Deuil de la perte de sa moitié, deuil qu'elle ne pourrait continuer... Elle regarda sur la table et vit le bout de papier où elle avait écrit la nuit, et les comprimés de somnifère. Elle était prête à le rejoindre là-bas. La nuit a porté conseil, l'aube l'accompagnera. Elle voulait juste oublier, puisqu'au pub, réciter ces textes ne la saoulait plus. Elle ne voulait pas l'oublier, juste accepter son départ et être en paix avec la vie, pour commencer une autre avec la mort.
Elle saisit les comprimés et les avala d'un trait.
N'importe qui aurait pu la rendre heureuse, mais personne n'aurait pu lui rendre son cœur, car il est parti avec lui.

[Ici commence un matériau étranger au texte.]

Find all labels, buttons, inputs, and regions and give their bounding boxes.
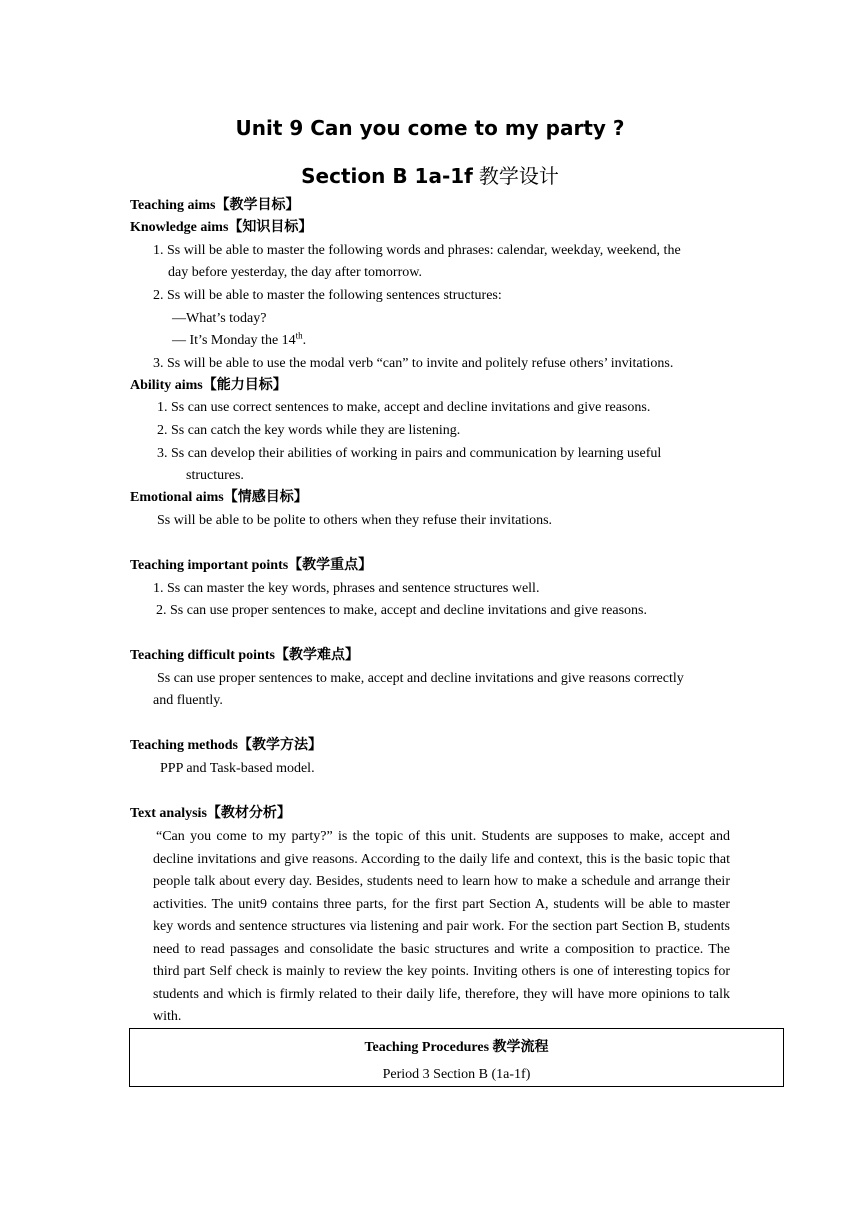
- procedures-table-period: Period 3 Section B (1a-1f): [382, 1067, 531, 1082]
- example-question: —What’s today?: [172, 311, 267, 326]
- ability-item-3: 3. Ss can develop their abilities of working in pairs and communication by learning useful: [157, 446, 662, 461]
- difficult-points-heading: Teaching difficult points【教学难点】: [130, 648, 359, 663]
- ability-item-2: 2. Ss can catch the key words while they are listening.: [157, 423, 461, 438]
- knowledge-aims-heading: Knowledge aims【知识目标】: [130, 220, 313, 235]
- knowledge-item-2: 2. Ss will be able to master the following sentences structures:: [153, 288, 502, 303]
- example-answer: — It’s Monday the 14th.: [172, 330, 307, 348]
- ability-item-1: 1. Ss can use correct sentences to make, accept and decline invitations and give reasons.: [157, 400, 651, 415]
- knowledge-item-1-cont: day before yesterday, the day after tomorrow.: [168, 265, 422, 280]
- section-title-en: Section B 1a-1f: [301, 164, 473, 188]
- knowledge-item-1: 1. Ss will be able to master the following words and phrases: calendar, weekday, weekend, the: [153, 243, 681, 258]
- important-item-2: 2. Ss can use proper sentences to make, accept and decline invitations and give reasons.: [156, 603, 648, 618]
- teaching-methods-heading: Teaching methods【教学方法】: [130, 738, 323, 753]
- procedures-table-header: Teaching Procedures 教学流程: [364, 1040, 549, 1055]
- section-title: [0, 160, 860, 189]
- procedures-table: [129, 1028, 784, 1087]
- difficult-points-text: Ss can use proper sentences to make, accept and decline invitations and give reasons correctly: [157, 671, 684, 686]
- emotional-aims-heading: Emotional aims【情感目标】: [130, 490, 308, 505]
- knowledge-item-3: 3. Ss will be able to use the modal verb “can” to invite and politely refuse others’ invitations.: [153, 356, 674, 371]
- unit-title: Unit 9 Can you come to my party ?: [235, 116, 625, 140]
- section-title-cn: 教学设计: [478, 164, 559, 188]
- important-item-1: 1. Ss can master the key words, phrases and sentence structures well.: [153, 581, 540, 596]
- ability-aims-heading: Ability aims【能力目标】: [130, 378, 287, 393]
- teaching-methods-text: PPP and Task-based model.: [160, 761, 315, 776]
- emotional-aims-text: Ss will be able to be polite to others when they refuse their invitations.: [157, 513, 553, 528]
- text-analysis-heading: Text analysis【教材分析】: [130, 806, 291, 821]
- text-analysis-paragraph: “Can you come to my party?” is the topic of this unit. Students are supposes to make, accept and decline invitations and give reasons. According to the daily life and context, this is the basic topic that people talk about every day. Besides, students need to learn how to make a schedule and arrange their activities. The unit9 contains three parts, for the first part Section A, students will be able to master key words and sentence structures via listening and pair work. For the section part Section B, students need to read passages and consolidate the basic structures and write a composition to practice. The third part Self check is mainly to review the key points. Inviting others is one of interesting topics for students and which is firmly related to their daily life, therefore, they will have more opinions to talk with.: [153, 829, 730, 1024]
- teaching-aims-heading: Teaching aims【教学目标】: [130, 198, 300, 213]
- difficult-points-text-cont: and fluently.: [153, 693, 223, 708]
- important-points-heading: Teaching important points【教学重点】: [130, 558, 373, 573]
- ability-item-3-cont: structures.: [186, 468, 244, 483]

Adrien... Un vent souffla dans la chambre faisant virevolter la feuille où parurent les derniers vers d'Audrey :
"À 5h55, envies qui ne s'évanouissent au petit matin
Aujourd'hui je ne me réveille plus épanouie
Mon corps aurait pu être tien toutes ces nuits
À moi, elle t'a enlevé
Condamné par ta maladie
Avec elle, tu es parti
Ma décision est prise, je m'en vais au paradis
Avec toi, un jour je bâtirai toute une vie
Pour le meilleur et pour le pire
Pour les instants de bonheur, de tristesse...
Avant d'en finir, enfin... Laissons notre vie en suspension... Je t'aime tendrement Adrien, Audrey... "
Et la feuille vint se poser sur ses draps. Plus aucun bruit ne se fit dans la chambre, excepté la radio qui murmurait la chanson d'Amon Tobin "Searchers".